John W. Draper, whose shadowbox is on the eastern end of Washington Square Park, is relatively unknown in the current culture, but he remains deeply interesting: He took the first successful photograph of the moon, from the roof of the New York University Building.
Draper’s box features a replica of the mirror-reversed image of the daguerreotype that made history, speckled in black and white. Penny Hardy, founder of the design agency PS New York, who designed all 21 shadowboxes, used the daguerreotype as the base of a collage of a telescope, photos of the moon, and Draper himself.
There is, however, one box not associated with an individual. It represents the Triangle Shirtwaist Factory fire.
In March 1911, the deadliest industrial fire in New York history took place at that factory in the building at 23-29 Washington Place. Today, a shadowbox containing a miniature shirtwaist dress embroidered with the names of the 146 garment workers killed in the fire marks that address.
The garment workers were predominantly young immigrant women, and one of them used to live on Mason’s block. Every year, her name, Daisy Lopez, is written in chalk at the site of the fire.
Village Preservation tapped the actress Kathleen Chalfant to record a voice-over for the box.
“It, in a way, was one of the moments in which the modern labor movement was born, both the modern labor movement and the idea of women at work,” Chalfant said in an interview. “So it’s enormously resonant.”
Chalfant, who lived for 20 years at the corner of West Fourth Street and West 11th Street in the Village, read a Robert Pinsky poem titled “Shirt” for her shadowbox segment. (The audio and digital components of the exhibition were conceived by Serge Ossorguine, a two-time Emmy-winning sound designer.)
“The infamous blaze at the Triangle factory in 1911,” she read. “One hundred and forty-six died in the flames on the ninth floor, no hydrants, no fire escapes.”
A few blocks southwest at 58 Bleecker Street, another shadowbox marks the building where the first and third women to earn medical degrees in the United States — the sisters Elizabeth and Emily Blackwell — founded the country’s first hospital with a female staff.
The sculptor and jewelry designer Jill Platner houses her studio in the same building today. “It feels very special and it has always felt like it’s cared for people,” Platner said. “Anyone who walks in feels very comfortable here.
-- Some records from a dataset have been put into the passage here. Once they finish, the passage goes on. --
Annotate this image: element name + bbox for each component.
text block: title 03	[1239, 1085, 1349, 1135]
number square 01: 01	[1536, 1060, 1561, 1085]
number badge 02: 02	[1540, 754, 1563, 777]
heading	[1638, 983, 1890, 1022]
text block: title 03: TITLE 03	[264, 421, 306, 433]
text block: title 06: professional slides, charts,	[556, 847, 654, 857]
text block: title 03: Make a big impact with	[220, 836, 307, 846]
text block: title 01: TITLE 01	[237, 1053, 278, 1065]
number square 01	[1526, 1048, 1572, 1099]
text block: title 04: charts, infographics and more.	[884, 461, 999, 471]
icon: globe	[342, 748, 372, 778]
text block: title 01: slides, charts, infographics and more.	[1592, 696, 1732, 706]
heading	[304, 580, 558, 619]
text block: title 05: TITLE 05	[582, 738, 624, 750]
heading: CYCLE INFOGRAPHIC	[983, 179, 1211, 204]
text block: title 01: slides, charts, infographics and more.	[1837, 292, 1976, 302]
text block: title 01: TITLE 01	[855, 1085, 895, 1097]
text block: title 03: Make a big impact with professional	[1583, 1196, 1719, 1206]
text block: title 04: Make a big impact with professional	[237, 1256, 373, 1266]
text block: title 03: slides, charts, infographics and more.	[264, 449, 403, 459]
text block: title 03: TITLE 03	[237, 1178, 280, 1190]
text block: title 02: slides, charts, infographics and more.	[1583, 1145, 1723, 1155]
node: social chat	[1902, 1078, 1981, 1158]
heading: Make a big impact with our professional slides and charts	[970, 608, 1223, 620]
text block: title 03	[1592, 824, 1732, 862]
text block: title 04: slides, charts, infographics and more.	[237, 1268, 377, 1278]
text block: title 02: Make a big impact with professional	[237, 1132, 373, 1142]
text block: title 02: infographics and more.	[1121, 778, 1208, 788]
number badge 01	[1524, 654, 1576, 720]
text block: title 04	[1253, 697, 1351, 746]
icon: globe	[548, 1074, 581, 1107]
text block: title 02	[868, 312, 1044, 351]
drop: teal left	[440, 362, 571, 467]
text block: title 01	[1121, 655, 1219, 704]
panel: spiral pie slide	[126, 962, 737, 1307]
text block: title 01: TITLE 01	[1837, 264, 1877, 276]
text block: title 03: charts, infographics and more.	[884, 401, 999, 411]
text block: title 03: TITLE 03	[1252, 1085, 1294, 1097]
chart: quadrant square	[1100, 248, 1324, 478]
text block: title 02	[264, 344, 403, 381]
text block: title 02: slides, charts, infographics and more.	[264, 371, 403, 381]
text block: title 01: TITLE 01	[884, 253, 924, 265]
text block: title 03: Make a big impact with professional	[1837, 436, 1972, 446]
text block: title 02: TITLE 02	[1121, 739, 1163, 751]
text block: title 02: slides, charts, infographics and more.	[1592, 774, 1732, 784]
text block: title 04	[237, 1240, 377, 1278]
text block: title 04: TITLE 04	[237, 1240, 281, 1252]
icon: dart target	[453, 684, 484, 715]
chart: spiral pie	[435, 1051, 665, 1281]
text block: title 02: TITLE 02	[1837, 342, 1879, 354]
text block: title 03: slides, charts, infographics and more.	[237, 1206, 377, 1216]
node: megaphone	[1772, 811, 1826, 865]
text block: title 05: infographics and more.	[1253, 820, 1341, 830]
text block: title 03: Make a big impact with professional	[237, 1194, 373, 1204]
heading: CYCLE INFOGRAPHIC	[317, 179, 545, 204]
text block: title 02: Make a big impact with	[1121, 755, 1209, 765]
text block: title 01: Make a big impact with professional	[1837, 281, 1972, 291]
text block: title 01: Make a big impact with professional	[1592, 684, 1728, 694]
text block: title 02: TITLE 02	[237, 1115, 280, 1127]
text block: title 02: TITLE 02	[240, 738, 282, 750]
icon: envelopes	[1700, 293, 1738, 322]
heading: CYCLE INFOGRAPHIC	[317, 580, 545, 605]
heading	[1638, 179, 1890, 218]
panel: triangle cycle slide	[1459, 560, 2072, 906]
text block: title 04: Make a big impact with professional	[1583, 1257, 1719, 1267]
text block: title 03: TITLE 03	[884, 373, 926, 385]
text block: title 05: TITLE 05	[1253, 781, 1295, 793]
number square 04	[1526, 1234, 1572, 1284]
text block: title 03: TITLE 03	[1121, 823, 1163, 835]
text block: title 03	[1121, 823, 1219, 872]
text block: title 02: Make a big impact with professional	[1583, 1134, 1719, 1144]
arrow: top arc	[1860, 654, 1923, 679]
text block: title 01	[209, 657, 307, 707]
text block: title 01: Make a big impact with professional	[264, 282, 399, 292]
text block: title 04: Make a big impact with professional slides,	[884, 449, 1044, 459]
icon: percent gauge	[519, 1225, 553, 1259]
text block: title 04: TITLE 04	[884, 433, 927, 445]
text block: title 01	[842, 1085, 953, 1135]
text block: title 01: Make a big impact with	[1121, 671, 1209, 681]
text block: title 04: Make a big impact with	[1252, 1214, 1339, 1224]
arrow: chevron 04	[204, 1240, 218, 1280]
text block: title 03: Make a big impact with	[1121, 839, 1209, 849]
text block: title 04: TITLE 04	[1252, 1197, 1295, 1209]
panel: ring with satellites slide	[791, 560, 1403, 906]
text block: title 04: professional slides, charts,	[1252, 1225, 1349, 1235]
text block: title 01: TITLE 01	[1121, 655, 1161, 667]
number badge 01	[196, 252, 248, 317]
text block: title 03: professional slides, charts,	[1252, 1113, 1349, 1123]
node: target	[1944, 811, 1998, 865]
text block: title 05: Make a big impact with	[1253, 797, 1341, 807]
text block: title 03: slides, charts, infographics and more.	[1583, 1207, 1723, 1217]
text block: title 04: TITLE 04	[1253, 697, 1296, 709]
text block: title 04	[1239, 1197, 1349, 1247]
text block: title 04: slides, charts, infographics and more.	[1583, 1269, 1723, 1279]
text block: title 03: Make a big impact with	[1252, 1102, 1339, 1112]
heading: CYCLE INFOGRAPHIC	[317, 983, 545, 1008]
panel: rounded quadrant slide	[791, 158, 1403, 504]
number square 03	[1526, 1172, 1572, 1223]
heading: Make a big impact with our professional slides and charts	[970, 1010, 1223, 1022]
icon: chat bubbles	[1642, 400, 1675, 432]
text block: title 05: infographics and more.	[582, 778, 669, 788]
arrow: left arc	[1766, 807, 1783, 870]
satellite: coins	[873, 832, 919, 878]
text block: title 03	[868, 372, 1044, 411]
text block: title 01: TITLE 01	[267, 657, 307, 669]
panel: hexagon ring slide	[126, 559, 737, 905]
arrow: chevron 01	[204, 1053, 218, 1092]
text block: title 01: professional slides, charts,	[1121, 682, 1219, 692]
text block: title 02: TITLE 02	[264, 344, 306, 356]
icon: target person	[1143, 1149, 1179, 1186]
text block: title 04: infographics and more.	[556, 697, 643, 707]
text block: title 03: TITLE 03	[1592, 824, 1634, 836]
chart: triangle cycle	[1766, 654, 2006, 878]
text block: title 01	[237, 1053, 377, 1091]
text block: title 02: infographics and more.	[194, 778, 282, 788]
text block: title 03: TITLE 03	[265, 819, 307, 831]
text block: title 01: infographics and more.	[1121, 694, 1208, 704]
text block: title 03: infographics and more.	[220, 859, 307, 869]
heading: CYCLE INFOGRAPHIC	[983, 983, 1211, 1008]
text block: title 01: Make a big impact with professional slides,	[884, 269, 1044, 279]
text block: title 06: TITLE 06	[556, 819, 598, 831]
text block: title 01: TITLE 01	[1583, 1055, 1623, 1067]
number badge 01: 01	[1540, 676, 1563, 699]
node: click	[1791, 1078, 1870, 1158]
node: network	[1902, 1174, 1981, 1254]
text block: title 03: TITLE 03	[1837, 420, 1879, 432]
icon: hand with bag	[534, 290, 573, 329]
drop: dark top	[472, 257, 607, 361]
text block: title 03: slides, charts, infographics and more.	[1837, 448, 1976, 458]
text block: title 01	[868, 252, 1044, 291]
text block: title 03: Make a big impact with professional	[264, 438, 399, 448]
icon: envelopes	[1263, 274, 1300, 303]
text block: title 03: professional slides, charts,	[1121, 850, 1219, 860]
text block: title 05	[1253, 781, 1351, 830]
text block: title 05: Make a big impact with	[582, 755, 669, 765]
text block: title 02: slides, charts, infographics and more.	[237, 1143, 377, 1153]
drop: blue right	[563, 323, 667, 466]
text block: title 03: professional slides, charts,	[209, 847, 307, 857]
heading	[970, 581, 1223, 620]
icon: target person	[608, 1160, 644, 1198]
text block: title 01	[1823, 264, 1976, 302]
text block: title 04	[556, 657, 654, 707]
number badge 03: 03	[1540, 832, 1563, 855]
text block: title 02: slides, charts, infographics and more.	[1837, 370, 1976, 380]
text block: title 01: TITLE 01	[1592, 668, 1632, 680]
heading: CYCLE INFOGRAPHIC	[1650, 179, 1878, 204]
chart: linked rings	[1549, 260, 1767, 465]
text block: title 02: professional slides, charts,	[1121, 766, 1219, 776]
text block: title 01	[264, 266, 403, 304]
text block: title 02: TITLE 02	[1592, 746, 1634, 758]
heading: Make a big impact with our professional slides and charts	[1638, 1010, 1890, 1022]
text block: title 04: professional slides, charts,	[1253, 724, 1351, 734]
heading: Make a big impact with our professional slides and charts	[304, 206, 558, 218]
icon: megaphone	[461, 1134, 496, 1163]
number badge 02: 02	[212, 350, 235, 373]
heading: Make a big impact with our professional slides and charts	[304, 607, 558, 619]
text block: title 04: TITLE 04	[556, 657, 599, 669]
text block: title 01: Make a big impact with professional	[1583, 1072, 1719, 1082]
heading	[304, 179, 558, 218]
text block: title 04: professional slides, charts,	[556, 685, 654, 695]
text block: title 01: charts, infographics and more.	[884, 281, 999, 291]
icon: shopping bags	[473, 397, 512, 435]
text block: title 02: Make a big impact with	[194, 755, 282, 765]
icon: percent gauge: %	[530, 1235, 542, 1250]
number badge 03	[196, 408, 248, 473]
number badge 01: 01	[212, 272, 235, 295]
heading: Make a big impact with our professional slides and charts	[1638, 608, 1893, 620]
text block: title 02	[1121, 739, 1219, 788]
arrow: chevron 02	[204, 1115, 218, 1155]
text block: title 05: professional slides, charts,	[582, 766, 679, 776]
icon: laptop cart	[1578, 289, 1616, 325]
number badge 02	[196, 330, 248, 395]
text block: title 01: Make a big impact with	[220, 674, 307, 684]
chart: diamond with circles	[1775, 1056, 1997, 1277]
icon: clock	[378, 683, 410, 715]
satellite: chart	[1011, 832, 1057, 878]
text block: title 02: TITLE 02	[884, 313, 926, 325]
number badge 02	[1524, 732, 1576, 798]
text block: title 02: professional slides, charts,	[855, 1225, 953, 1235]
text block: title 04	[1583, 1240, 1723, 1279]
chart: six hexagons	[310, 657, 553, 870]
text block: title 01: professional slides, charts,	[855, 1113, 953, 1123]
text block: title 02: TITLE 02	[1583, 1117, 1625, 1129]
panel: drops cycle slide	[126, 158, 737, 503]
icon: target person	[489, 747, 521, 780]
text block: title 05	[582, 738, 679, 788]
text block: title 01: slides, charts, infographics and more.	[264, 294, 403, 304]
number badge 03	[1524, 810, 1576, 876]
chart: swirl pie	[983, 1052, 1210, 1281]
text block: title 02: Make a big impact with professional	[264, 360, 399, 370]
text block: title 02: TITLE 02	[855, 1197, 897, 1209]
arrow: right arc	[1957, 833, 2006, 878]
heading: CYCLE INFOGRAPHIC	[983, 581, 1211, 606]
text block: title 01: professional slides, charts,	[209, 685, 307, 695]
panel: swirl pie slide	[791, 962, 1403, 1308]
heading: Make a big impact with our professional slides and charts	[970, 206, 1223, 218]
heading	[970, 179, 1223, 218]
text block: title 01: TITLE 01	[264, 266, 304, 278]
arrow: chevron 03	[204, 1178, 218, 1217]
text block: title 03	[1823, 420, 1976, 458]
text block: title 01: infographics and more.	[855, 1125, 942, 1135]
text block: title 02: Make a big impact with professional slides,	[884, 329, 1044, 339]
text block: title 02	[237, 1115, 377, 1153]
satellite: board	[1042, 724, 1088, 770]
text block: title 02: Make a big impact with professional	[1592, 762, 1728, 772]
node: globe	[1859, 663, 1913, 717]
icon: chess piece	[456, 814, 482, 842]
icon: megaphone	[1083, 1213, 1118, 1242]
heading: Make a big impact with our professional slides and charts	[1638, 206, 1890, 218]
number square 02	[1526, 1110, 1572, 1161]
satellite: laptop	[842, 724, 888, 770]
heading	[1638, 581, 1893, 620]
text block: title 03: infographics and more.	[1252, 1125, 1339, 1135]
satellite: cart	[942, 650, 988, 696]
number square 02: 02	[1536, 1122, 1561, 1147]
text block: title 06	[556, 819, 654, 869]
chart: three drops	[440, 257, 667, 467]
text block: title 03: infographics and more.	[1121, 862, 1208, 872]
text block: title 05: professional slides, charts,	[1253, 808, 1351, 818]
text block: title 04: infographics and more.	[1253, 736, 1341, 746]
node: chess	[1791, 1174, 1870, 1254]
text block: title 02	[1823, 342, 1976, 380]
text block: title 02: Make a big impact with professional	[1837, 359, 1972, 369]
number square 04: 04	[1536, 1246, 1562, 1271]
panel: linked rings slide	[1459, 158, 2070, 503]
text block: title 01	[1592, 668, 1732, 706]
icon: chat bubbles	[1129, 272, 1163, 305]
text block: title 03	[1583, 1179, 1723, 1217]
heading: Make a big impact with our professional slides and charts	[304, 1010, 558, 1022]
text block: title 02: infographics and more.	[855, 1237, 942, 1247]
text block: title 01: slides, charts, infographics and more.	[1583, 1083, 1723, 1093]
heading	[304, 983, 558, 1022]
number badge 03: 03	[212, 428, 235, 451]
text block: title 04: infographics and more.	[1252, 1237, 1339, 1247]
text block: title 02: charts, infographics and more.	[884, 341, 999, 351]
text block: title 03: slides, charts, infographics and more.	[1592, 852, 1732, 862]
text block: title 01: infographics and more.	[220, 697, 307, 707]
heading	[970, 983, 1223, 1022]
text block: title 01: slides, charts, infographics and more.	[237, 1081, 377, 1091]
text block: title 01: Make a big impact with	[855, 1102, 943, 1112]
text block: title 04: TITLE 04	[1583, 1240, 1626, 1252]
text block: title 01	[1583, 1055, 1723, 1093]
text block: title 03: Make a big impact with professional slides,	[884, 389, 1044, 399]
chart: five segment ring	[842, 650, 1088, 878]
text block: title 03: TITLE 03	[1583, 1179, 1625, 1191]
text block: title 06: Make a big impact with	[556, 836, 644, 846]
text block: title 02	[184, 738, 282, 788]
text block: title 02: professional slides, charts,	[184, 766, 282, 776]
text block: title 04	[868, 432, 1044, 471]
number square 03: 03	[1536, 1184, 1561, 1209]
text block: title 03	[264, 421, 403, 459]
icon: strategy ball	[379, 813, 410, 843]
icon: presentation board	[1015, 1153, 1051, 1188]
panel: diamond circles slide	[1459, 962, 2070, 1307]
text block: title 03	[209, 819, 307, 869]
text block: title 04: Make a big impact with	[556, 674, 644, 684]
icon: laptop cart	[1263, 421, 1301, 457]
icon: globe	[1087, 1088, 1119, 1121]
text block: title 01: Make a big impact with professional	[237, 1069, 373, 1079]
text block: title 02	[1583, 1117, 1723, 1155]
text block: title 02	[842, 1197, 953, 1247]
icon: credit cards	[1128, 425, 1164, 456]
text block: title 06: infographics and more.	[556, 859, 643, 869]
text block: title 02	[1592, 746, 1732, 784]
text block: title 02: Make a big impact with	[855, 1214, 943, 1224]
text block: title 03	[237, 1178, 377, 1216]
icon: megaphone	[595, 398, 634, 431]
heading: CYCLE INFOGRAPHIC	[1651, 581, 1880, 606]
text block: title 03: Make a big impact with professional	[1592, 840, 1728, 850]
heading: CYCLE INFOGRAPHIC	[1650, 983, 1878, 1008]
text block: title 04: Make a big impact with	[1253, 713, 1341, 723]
“And then when I discovered about the history of the Blackwells, about 15 years ago, I was floored and just like, ‘Oh my God, that completely explains everything that I’ve been feeling.’ There is a history here of people being cared for.”
Learning that slice of history, in fact, led to a creative breakthrough for Platner. That same year, she launched a collection of more than 30 pieces — it was called Blackwell.
Leguizamo felt a similar tie to Charlie Parker. While Leguizamo came to jazz later in life, he found it deeply powerful.
“It speaks to me as an artist: the improvisation, the freedom,” Leguizamo said in an interview. “Especially artists trying to break and change music like Charlie Parker and Miles Davis. And the fact that he lived in the Village, the East Village, where I started my performance, was a big deal to me.”